Q: How did the podcast evolve from Season 1 to Season 2?
A: Season One was more technical, about funding, setting up restaurants, the business mechanics. I thought only industry people would listen. But I was surprised to see a much wider audience tuning in. With Season Two, the idea was to make these stories accessible. I’m not the “expert”; I’m the curious food nerd asking questions that bridge insider knowledge and wider curiosity.
I also found that India-specific stories and episodes led by chefs or restaurateurs tend to perform better. That was a learning from Season One that I doubled down on. For a long time, there was an inferiority complex associated with our food. Today, however, I feel like there’s a cultural confidence about documenting and telling stories about our food. Our cuisine is complex, refined, and sophisticated. Indian chefs and restaurateurs are building movements.
Were there insights that surprised even you?

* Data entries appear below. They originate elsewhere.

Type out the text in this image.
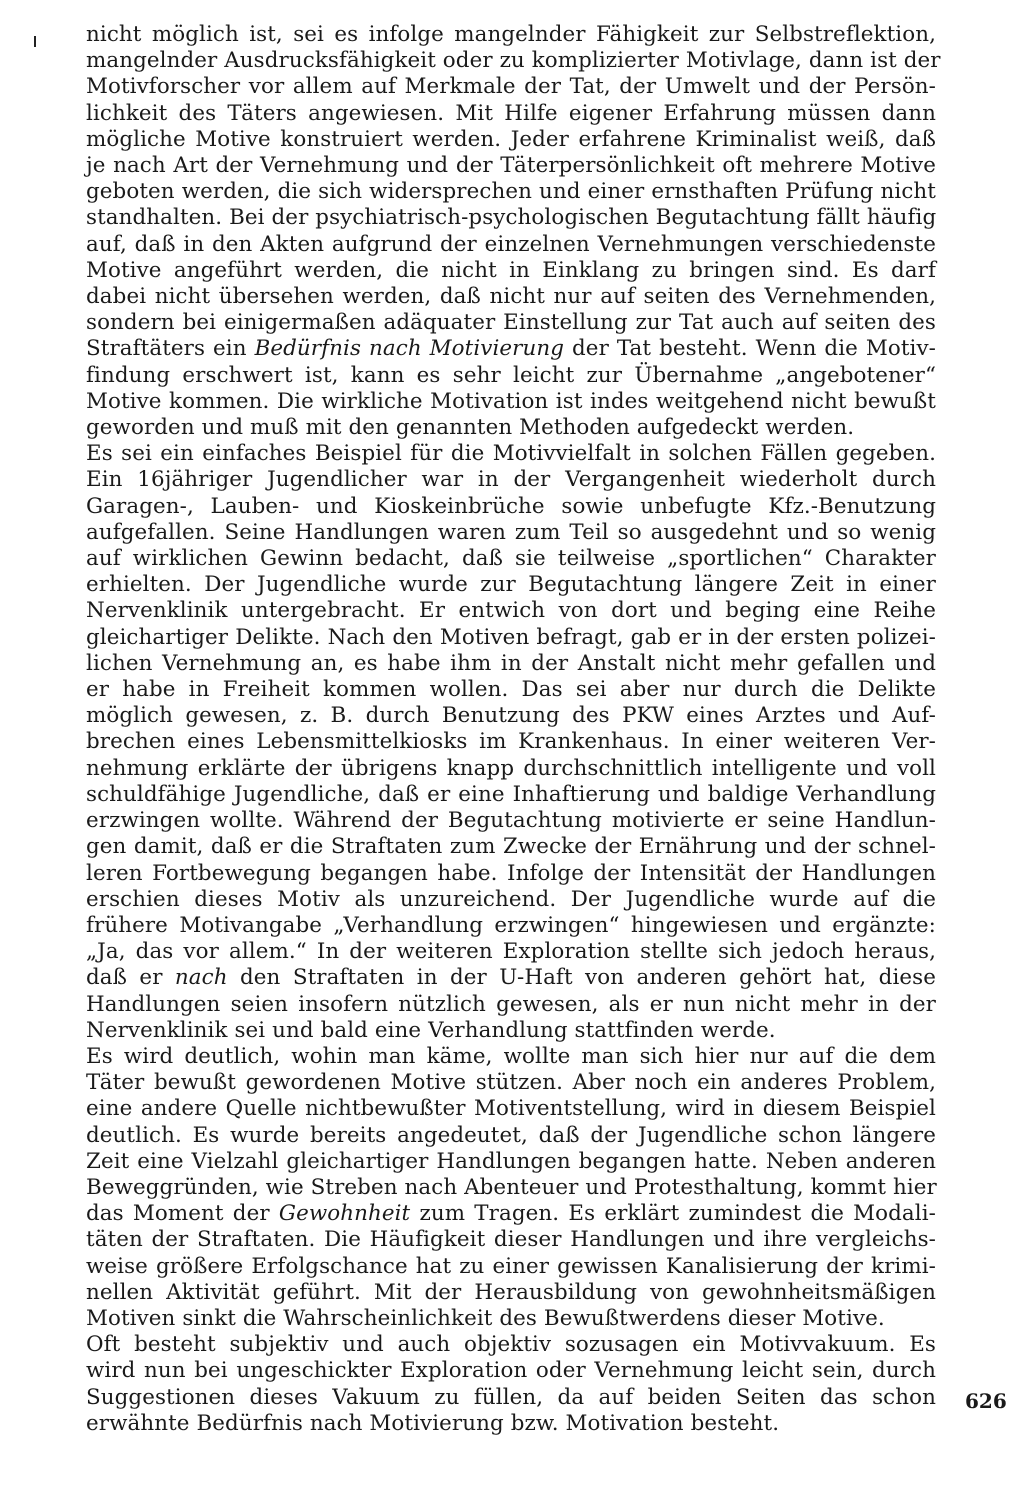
nicht möglich ist, sei es infolge mangelnder Fähigkeit zur Selbstreflektion,
mangelnder Ausdrucksfähigkeit oder zu komplizierter Motivlage, dann ist der
Motivforscher vor allem auf Merkmale der Tat, der Umwelt und der Persön-
lichkeit des Täters angewiesen. Mit Hilfe eigener Erfahrung müssen dann
mögliche Motive konstruiert werden. Jeder erfahrene Kriminalist weiß, daß
je nach Art der Vernehmung und der Täterpersönlichkeit oft mehrere Motive
geboten werden, die sich widersprechen und einer ernsthaften Prüfung nicht
standhalten. Bei der psychiatrisch-psychologischen Begutachtung fällt häufig
auf, daß in den Akten aufgrund der einzelnen Vernehmungen verschiedenste
Motive angeführt werden, die nicht in Einklang zu bringen sind. Es darf
dabei nicht übersehen werden, daß nicht nur auf seiten des Vernehmenden,
sondern bei einigermaßen adäquater Einstellung zur Tat auch auf seiten des
Straftäters ein Bedürfnis nach Motivierung der Tat besteht. Wenn die Motiv-
findung erschwert ist, kann es sehr leicht zur Übernahme „angebotener“
Motive kommen. Die wirkliche Motivation ist indes weitgehend nicht bewußt
geworden und muß mit den genannten Methoden aufgedeckt werden.
Es sei ein einfaches Beispiel für die Motivvielfalt in solchen Fällen gegeben.
Ein 16jähriger Jugendlicher war in der Vergangenheit wiederholt durch
Garagen-, Lauben- und Kioskeinbrüche sowie unbefugte Kfz.-Benutzung
aufgefallen. Seine Handlungen waren zum Teil so ausgedehnt und so wenig
auf wirklichen Gewinn bedacht, daß sie teilweise „sportlichen“ Charakter
erhielten. Der Jugendliche wurde zur Begutachtung längere Zeit in einer
Nervenklinik untergebracht. Er entwich von dort und beging eine Reihe
gleichartiger Delikte. Nach den Motiven befragt, gab er in der ersten polizei-
lichen Vernehmung an, es habe ihm in der Anstalt nicht mehr gefallen und
er habe in Freiheit kommen wollen. Das sei aber nur durch die Delikte
möglich gewesen, z. B. durch Benutzung des PKW eines Arztes und Auf-
brechen eines Lebensmittelkiosks im Krankenhaus. In einer weiteren Ver-
nehmung erklärte der übrigens knapp durchschnittlich intelligente und voll
schuldfähige Jugendliche, daß er eine Inhaftierung und baldige Verhandlung
erzwingen wollte. Während der Begutachtung motivierte er seine Handlun-
gen damit, daß er die Straftaten zum Zwecke der Ernährung und der schnel-
leren Fortbewegung begangen habe. Infolge der Intensität der Handlungen
erschien dieses Motiv als unzureichend. Der Jugendliche wurde auf die
frühere Motivangabe „Verhandlung erzwingen“ hingewiesen und ergänzte:
„Ja, das vor allem.“ In der weiteren Exploration stellte sich jedoch heraus,
daß er nach den Straftaten in der U-Haft von anderen gehört hat, diese
Handlungen seien insofern nützlich gewesen, als er nun nicht mehr in der
Nervenklinik sei und bald eine Verhandlung stattfinden werde.
Es wird deutlich, wohin man käme, wollte man sich hier nur auf die dem
Täter bewußt gewordenen Motive stützen. Aber noch ein anderes Problem,
eine andere Quelle nichtbewußter Motiventstellung, wird in diesem Beispiel
deutlich. Es wurde bereits angedeutet, daß der Jugendliche schon längere
Zeit eine Vielzahl gleichartiger Handlungen begangen hatte. Neben anderen
Beweggründen, wie Streben nach Abenteuer und Protesthaltung, kommt hier
das Moment der Gewohnheit zum Tragen. Es erklärt zumindest die Modali-
täten der Straftaten. Die Häufigkeit dieser Handlungen und ihre vergleichs-
weise größere Erfolgschance hat zu einer gewissen Kanalisierung der krimi-
nellen Aktivität geführt. Mit der Herausbildung von gewohnheitsmäßigen
Motiven sinkt die Wahrscheinlichkeit des Bewußtwerdens dieser Motive.
Oft besteht subjektiv und auch objektiv sozusagen ein Motivvakuum. Es
wird nun bei ungeschickter Exploration oder Vernehmung leicht sein, durch
Suggestionen dieses Vakuum zu füllen, da auf beiden Seiten das schon
erwähnte Bedürfnis nach Motivierung bzw. Motivation besteht.
626
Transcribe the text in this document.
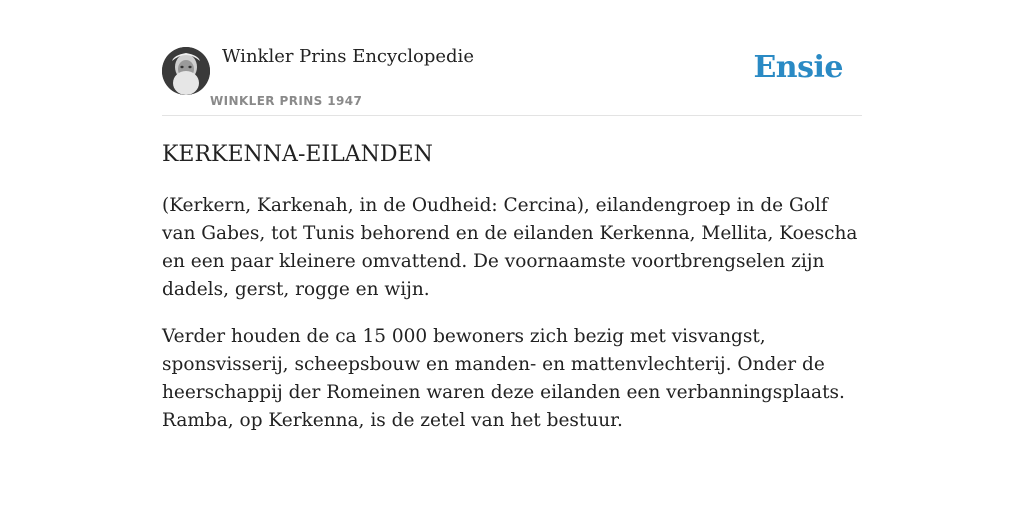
Winkler Prins Encyclopedie
WINKLER PRINS 1947
Ensie
KERKENNA-EILANDEN

(Kerkern, Karkenah, in de Oudheid: Cercina), eilandengroep in de Golf van Gabes, tot Tunis behorend en de eilanden Kerkenna, Mellita, Koescha en een paar kleinere omvattend. De voornaamste voortbrengselen zijn dadels, gerst, rogge en wijn.

Verder houden de ca 15 000 bewoners zich bezig met visvangst, sponsvisserij, scheepsbouw en manden- en mattenvlechterij. Onder de heerschappij der Romeinen waren deze eilanden een verbanningsplaats. Ramba, op Kerkenna, is de zetel van het bestuur.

A: Absolutely. Roni from Unapologetic Foods in New York told me how Indian restaurants abroad struggle to hire staff because of the perception that Indian diners don’t tip well. It comes from a perception that Indians are vegetarian, Indians don’t drink, and Indians have very sweet desserts, so the number of desserts they order for a table will be fewer.
That therefore impacts the tip that a server can make in New York. So servers feel like it makes more sense to work for another restaurant that serves another kind of cuisine. That blew my mind; it’s such a layered intersection of culture, economics, and bias. Another example was speaking with Vinesh Johny about how fatherhood reshaped his perspective on hospitality and running a business. These are sides of people you don’t always get to see in traditional interviews.
Q: For those just tuning in, what can they expect in the upcoming episodes?
A: Expect insights on how India is eating and drinking, but also how entrepreneurs are building businesses around that. How do we value things in terms of different food cultures? For anyone interested in food and drink, there’s a whole bunch of subjects we explore.
For example, I had an interesting conversation with Anisha from Goya and Priya Krishna from The New York Times. They spoke about how restaurant reviews are different in America and in India, how it’s structured and also about all of our pet peeves about food media. It’s about getting up close with the people shaping our food culture.